Features | Concerts

The Pipettes

By Alan Baban | 2 October 2006

Little mermaids of the quicksand quagmire or nu-age MOR indie? A three-headed hydra beast out for your cojones? The Pipettes seem a divisive group, which is odd, because, by most people’s standards, they deal direct to the three base musical instincts of a) melody, b) counter-melody, and c) breasts. This year’s eponymous record housed enough flushes to convert most cynics, yet there are still those keeping a keen eye on their cards, before dishing out the judgmental dirt. I suspect one of these people is Alice. She may be the only girl at the Koko who isn’t sporting any polka-dot garb, opting for the demure pretence of an arch bystander, hands over balcony, one eye on the band, over-considering in disgust the throng of “disco plebes” down in the pit.

“The Pipettes have songs sometimes,” she concedes as support act the Hot Puppies drift offstage to muted applause, “but there’s nothing there but style. Have you heard that song, ‘School Uniform?’ I mean, are you going to argue that’s not novelty?”

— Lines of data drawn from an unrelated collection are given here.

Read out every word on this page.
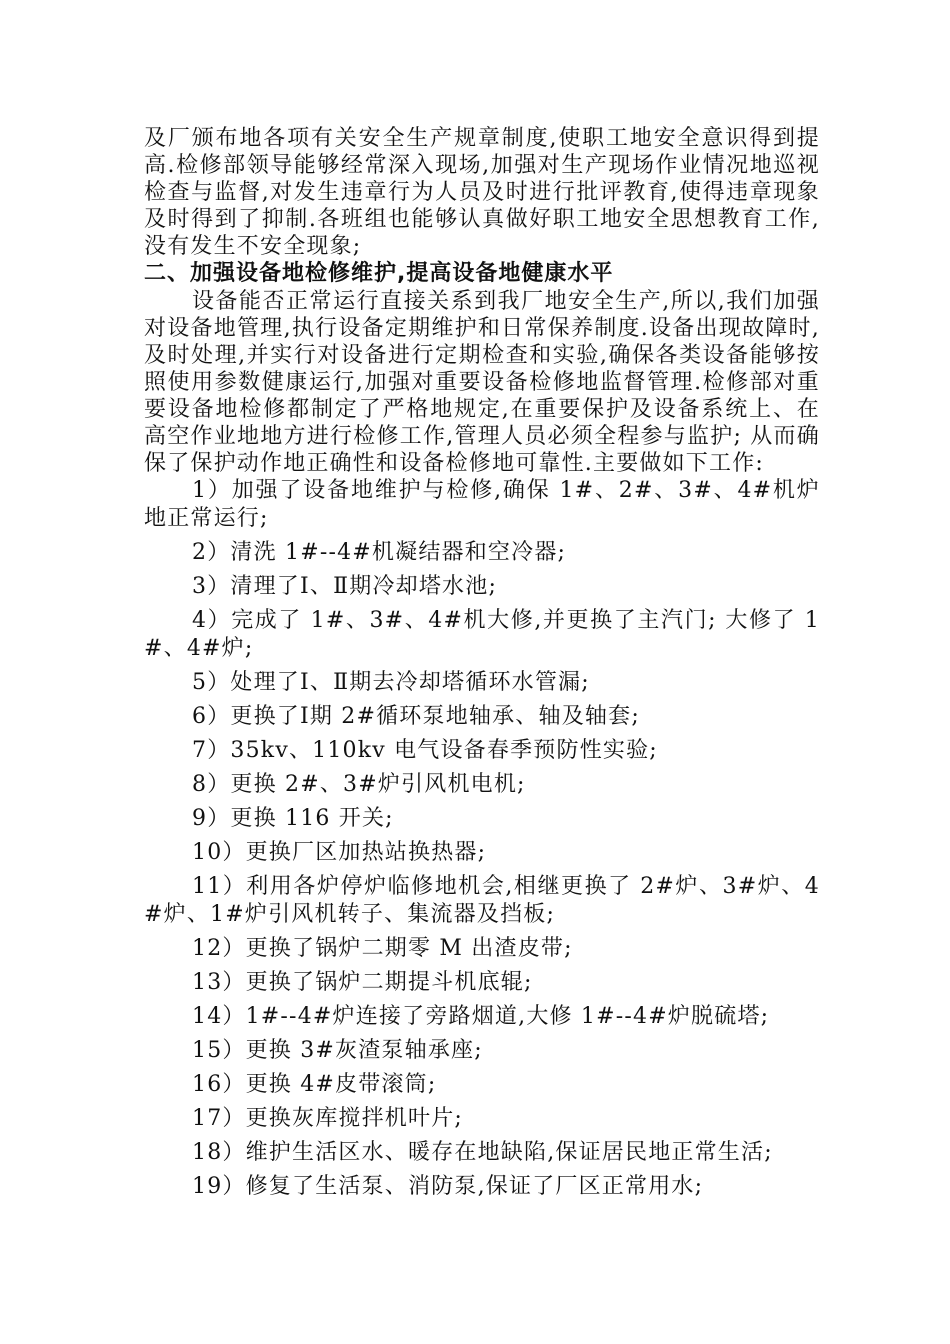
及厂颁布地各项有关安全生产规章制度,使职工地安全意识得到提高.检修部领导能够经常深入现场,加强对生产现场作业情况地巡视检查与监督,对发生违章行为人员及时进行批评教育,使得违章现象及时得到了抑制.各班组也能够认真做好职工地安全思想教育工作,没有发生不安全现象;

二、加强设备地检修维护,提高设备地健康水平

设备能否正常运行直接关系到我厂地安全生产,所以,我们加强对设备地管理,执行设备定期维护和日常保养制度.设备出现故障时,及时处理,并实行对设备进行定期检查和实验,确保各类设备能够按照使用参数健康运行,加强对重要设备检修地监督管理.检修部对重要设备地检修都制定了严格地规定,在重要保护及设备系统上、在高空作业地地方进行检修工作,管理人员必须全程参与监护; 从而确保了保护动作地正确性和设备检修地可靠性.主要做如下工作:

1）加强了设备地维护与检修,确保 1#、2#、3#、4#机炉地正常运行;
2）清洗 1#--4#机凝结器和空冷器;
3）清理了Ⅰ、Ⅱ期冷却塔水池;
4）完成了 1#、3#、4#机大修,并更换了主汽门; 大修了 1#、4#炉;
5）处理了Ⅰ、Ⅱ期去冷却塔循环水管漏;
6）更换了Ⅰ期 2#循环泵地轴承、轴及轴套;
7）35kv、110kv 电气设备春季预防性实验;
8）更换 2#、3#炉引风机电机;
9）更换 116 开关;
10）更换厂区加热站换热器;
11）利用各炉停炉临修地机会,相继更换了 2#炉、3#炉、4#炉、1#炉引风机转子、集流器及挡板;
12）更换了锅炉二期零 M 出渣皮带;
13）更换了锅炉二期提斗机底辊;
14）1#--4#炉连接了旁路烟道,大修 1#--4#炉脱硫塔;
15）更换 3#灰渣泵轴承座;
16）更换 4#皮带滚筒;
17）更换灰库搅拌机叶片;
18）维护生活区水、暖存在地缺陷,保证居民地正常生活;
19）修复了生活泵、消防泵,保证了厂区正常用水;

Well, okay. She’s got me there. “School Uniform,” the final song of the night, is so self-consciously simple-minded as to be elevated to some plateau of post-post-modern deconstructionist avant garde. It’s like if the Stooges went twee and wore dresses. But isn’t that the point? Throughout their hour set, Rose, Becki and Judy implore the crowd to “dance!”, eschewing intellect for carnal pursuits. Which isn’t to say that the group lets technicalities slip -- each song is a choreographed melange of Cleopatra bebop and swayed synchronicity, proving the group to be very able performers, simultaneously hitting all the right notes and letting loose with some off-the-cuff remarks about their dwindling singles sales. I believe at one point I heard them use the word “Jazzercise.”

It’s an enjoyable show, but one that points to something of a conceit on the part of the audience. Sure, the material played is aesthetically fleshed out, but the songs lack the onion skin layers of anything Phil Spector produced in the 1960s. One begins to feel that, perhaps, the major reason why the Pipettes are riling up those who see past the novelty into their mercurial pop confections is because at the core is that very same novelty itself. The Pipettes present an alternative mainstream, rather than a mainstream alternative. Their success now is assured, but whether these songs and this performance are disposable or delectable depends on whether the group wants to expand into other frontiers, to eke out a fantasy pop niche with diminishing returns.